Mongabay: Many environmentalists think of corporations as enemies of forests or wilderness, but in a 2005 paper you noted that the presence of an oil company in Gabon actually reduced poaching and protected forests in its concession. Is this case an exception? Does business have a role in conservation?
Laurance: In Gabon and also in the Neotropics, we have sometimes found it easier to deal with international corporations, such as Shell Oil, than with local companies, which don't have international investors and don't seem very concerned about public pressures to "clean up their act." In that sense the bigger multinationals--at least those that care about their reputations and market share--may be easier to deal with under some circumstances. However, I don't for a moment think that most corporations aren't being driven by their bottom line--the need to make money. It's just that some companies are more enlightened about how they go about this.
Mongabay: Can conservation ever be profitable or will it always require outside subsidies?
Laurance: In selected cases, such as where ecotourism flourishes, I think it could be profitable. But in most cases I think external funds will be needed to make conservation a reality.
Mongabay: Do you believe ecosystem services will ever be fully valued from an economic perspective by the business world?
Laurance: I think we are already moving in that direction, particularly for carbon storage and sometimes also for watershed protection. It is gratifying to see this, though we still have a very long way to go.
Deforestation in Peru
Laurance: Well, conservationists haven't really succeeded in significantly slowing the rate of tropical deforestation, particularly in Southeast Asia, the Amazon, and many other important areas. And threats to other areas, such as the Congo and New Guinea, are growing.
What's the solution? A tough question. For starters, we need to attack some of the root sources of the problem, such as rapid population growth, the various manifestations of globalization that are impacting forests, and pressures from international donors to accelerate commodity exports as part of their so-called structural adjustment packages. We also need to promote more international support for conservation, as developing nations are still bearing too much of the opportunity costs for foregoing development and promoting conservation.
Mongabay: What advice can you give students wanting to pursue a career in conservation? Are there specific degrees they should consider or is conservation so multi-faceted today that one could approach from a number of different disciplines?
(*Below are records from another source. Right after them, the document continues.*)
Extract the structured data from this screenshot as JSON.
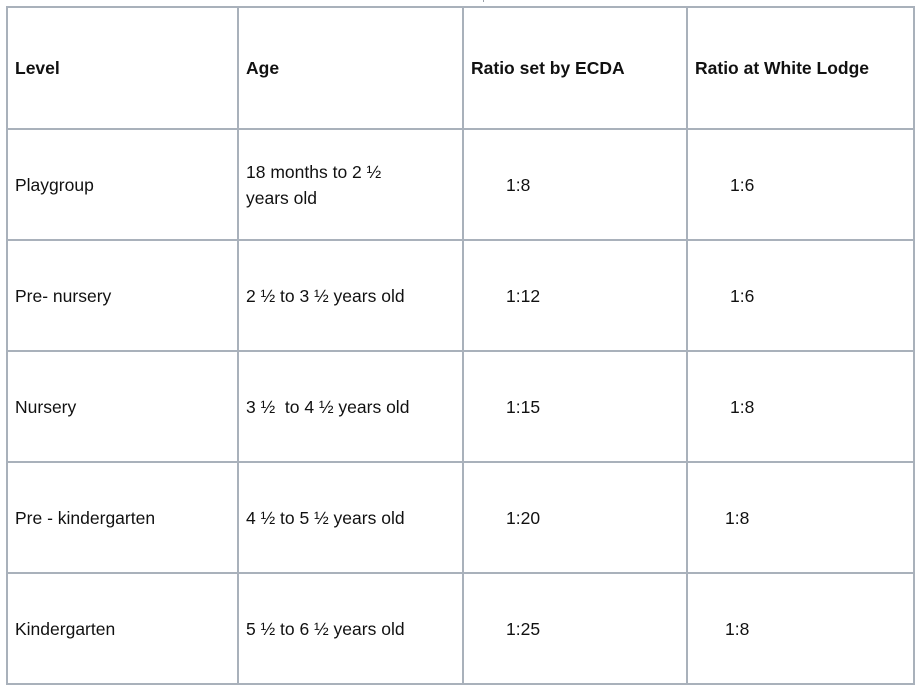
{
  "table": {
    "headers": [
      "Level",
      "Age",
      "Ratio set by ECDA",
      "Ratio at White Lodge"
    ],
    "rows": [
      {
        "level": "Playgroup",
        "age": "18 months to  2 ½ years old",
        "ecda": "1:8",
        "white_lodge": "1:6"
      },
      {
        "level": "Pre- nursery",
        "age": "2 ½ to 3 ½ years old",
        "ecda": "1:12",
        "white_lodge": "1:6"
      },
      {
        "level": "Nursery",
        "age": "3 ½  to 4 ½ years old",
        "ecda": "1:15",
        "white_lodge": "1:8"
      },
      {
        "level": "Pre - kindergarten",
        "age": "4 ½ to 5 ½ years old",
        "ecda": "1:20",
        "white_lodge": "1:8"
      },
      {
        "level": "Kindergarten",
        "age": "5 ½ to 6 ½ years old",
        "ecda": "1:25",
        "white_lodge": "1:8"
      }
    ]
  }
}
Laurance: I think one can go about this in different ways. One way is to go the science route, another is the multidisciplinary route. Either way, the key is to work overseas and thereby get hands-on experience. The key is to develop long-term expertise in a particular area. Adopt a rainforest, and work to save it!
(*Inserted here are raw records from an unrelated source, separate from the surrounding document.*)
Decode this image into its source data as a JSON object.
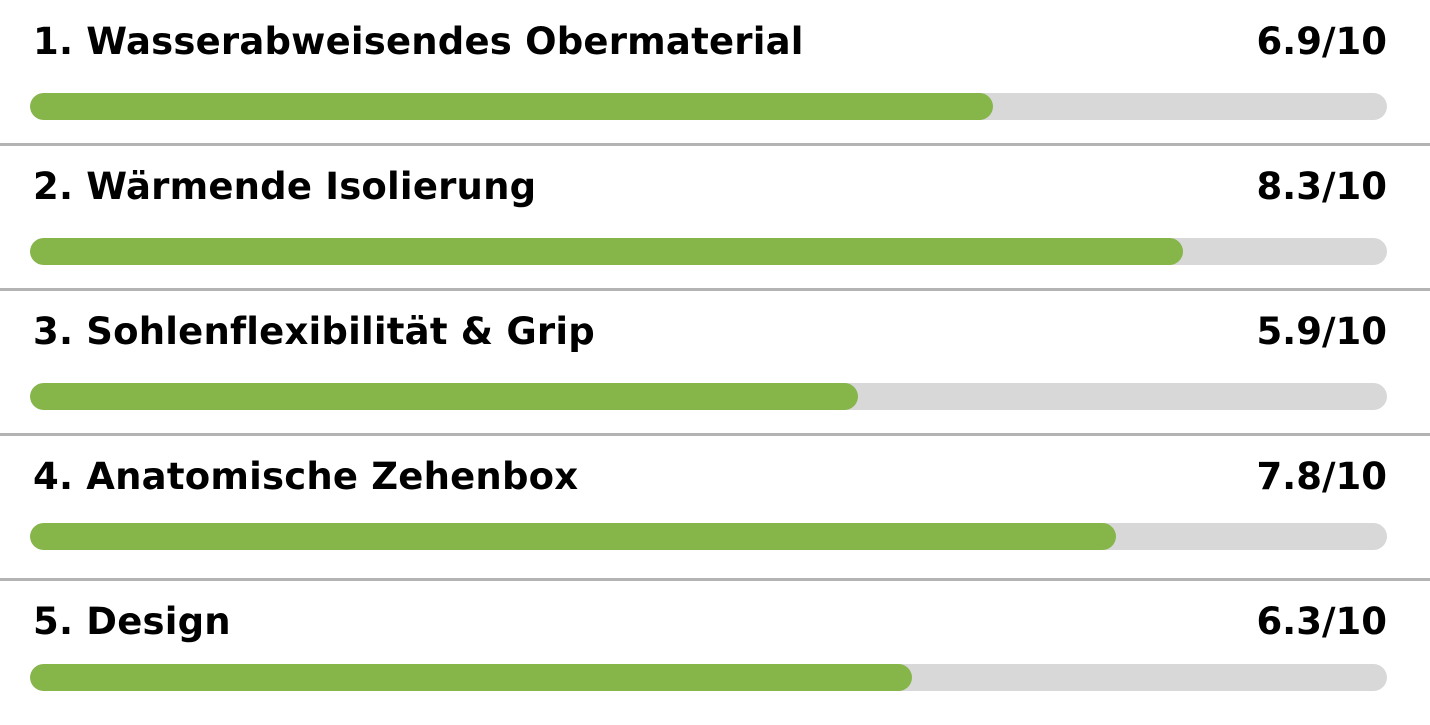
{
  "colors": {
    "fill": "#86b64a",
    "track": "#d8d8d8",
    "divider": "#b3b3b3"
  },
  "ratings": [
    {
      "label": "1. Wasserabweisendes Obermaterial",
      "score_text": "6.9/10",
      "value": 6.9,
      "max": 10
    },
    {
      "label": "2. Wärmende Isolierung",
      "score_text": "8.3/10",
      "value": 8.3,
      "max": 10
    },
    {
      "label": "3. Sohlenflexibilität & Grip",
      "score_text": "5.9/10",
      "value": 5.9,
      "max": 10
    },
    {
      "label": "4. Anatomische Zehenbox",
      "score_text": "7.8/10",
      "value": 7.8,
      "max": 10
    },
    {
      "label": "5. Design",
      "score_text": "6.3/10",
      "value": 6.3,
      "max": 10
    }
  ]
}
Mongabay: What can people do here in the United States to help preserve biodiversity both locally and globally?
Laurance: Some conservation organizations, such as the Rainforest Action Network and Rainforest Alliance, are doing very good work. I'd suggest you get involved. Other groups are also very good, such as the Wildlife Conservation Society and Conservation International. All of these groups really need donations to keep their missions going.
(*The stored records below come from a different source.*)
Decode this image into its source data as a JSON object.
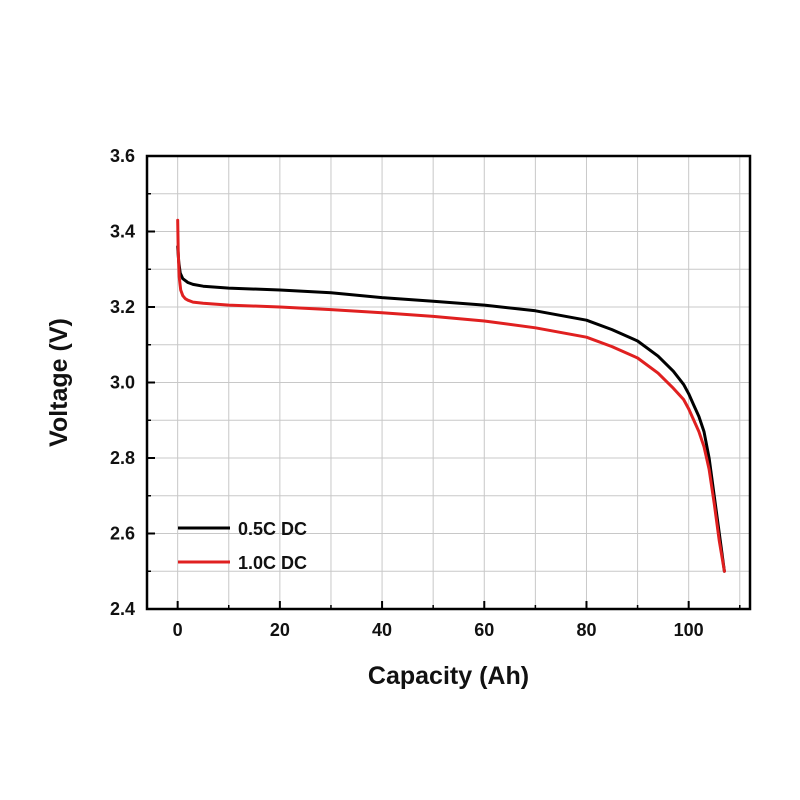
{
  "chart_data": {
    "type": "line",
    "xlabel": "Capacity (Ah)",
    "ylabel": "Voltage (V)",
    "xlim": [
      -6,
      112
    ],
    "ylim": [
      2.4,
      3.6
    ],
    "x_ticks": [
      0,
      20,
      40,
      60,
      80,
      100
    ],
    "x_tick_labels": [
      "0",
      "20",
      "40",
      "60",
      "80",
      "100"
    ],
    "y_ticks": [
      2.4,
      2.6,
      2.8,
      3.0,
      3.2,
      3.4,
      3.6
    ],
    "y_tick_labels": [
      "2.4",
      "2.6",
      "2.8",
      "3.0",
      "3.2",
      "3.4",
      "3.6"
    ],
    "grid": true,
    "legend_position": "bottom-left",
    "series": [
      {
        "name": "0.5C DC",
        "color": "#000000",
        "x": [
          0,
          0.2,
          0.5,
          1,
          1.5,
          2,
          3,
          5,
          10,
          20,
          30,
          40,
          50,
          60,
          70,
          80,
          85,
          90,
          94,
          97,
          99,
          100,
          101,
          102,
          103,
          104,
          105,
          106,
          107
        ],
        "y": [
          3.36,
          3.32,
          3.29,
          3.275,
          3.27,
          3.265,
          3.26,
          3.255,
          3.25,
          3.245,
          3.238,
          3.225,
          3.215,
          3.205,
          3.19,
          3.165,
          3.14,
          3.11,
          3.07,
          3.03,
          2.995,
          2.97,
          2.94,
          2.91,
          2.87,
          2.8,
          2.7,
          2.6,
          2.5
        ]
      },
      {
        "name": "1.0C DC",
        "color": "#e02020",
        "x": [
          0,
          0.1,
          0.3,
          0.6,
          1,
          1.5,
          2,
          3,
          5,
          10,
          20,
          30,
          40,
          50,
          60,
          70,
          80,
          85,
          90,
          94,
          97,
          99,
          100,
          101,
          102,
          103,
          104,
          105,
          106,
          107
        ],
        "y": [
          3.43,
          3.35,
          3.28,
          3.245,
          3.23,
          3.222,
          3.218,
          3.213,
          3.21,
          3.205,
          3.2,
          3.193,
          3.185,
          3.175,
          3.163,
          3.145,
          3.12,
          3.095,
          3.065,
          3.025,
          2.985,
          2.955,
          2.93,
          2.9,
          2.87,
          2.83,
          2.77,
          2.68,
          2.58,
          2.5
        ]
      }
    ]
  }
}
Mongabay: You've traveled widely, do you have a favorite place to visit?
Laurance: I'll never forget the New Guinea highlands--a place with one foot in the Stone Age and the other in the 20th Century. Borneo was also amazing, though disappearing at an astonishing pace. And the rainforest of Gabon are wonderful--no better place to see amazing wildlife.
William F. Laurance is staff scientist at the Smithsonian Tropical Research Institute and president of the Association for Tropical Biology and Conservation. Laurance has also written Stinging Trees and Wait-a-Whiles: Confessions of a Rainforest Biologist and co-edited Tropical Forest Remnants. His Emerging Threats to Tropical Forests is now available from the University Of Chicago Press.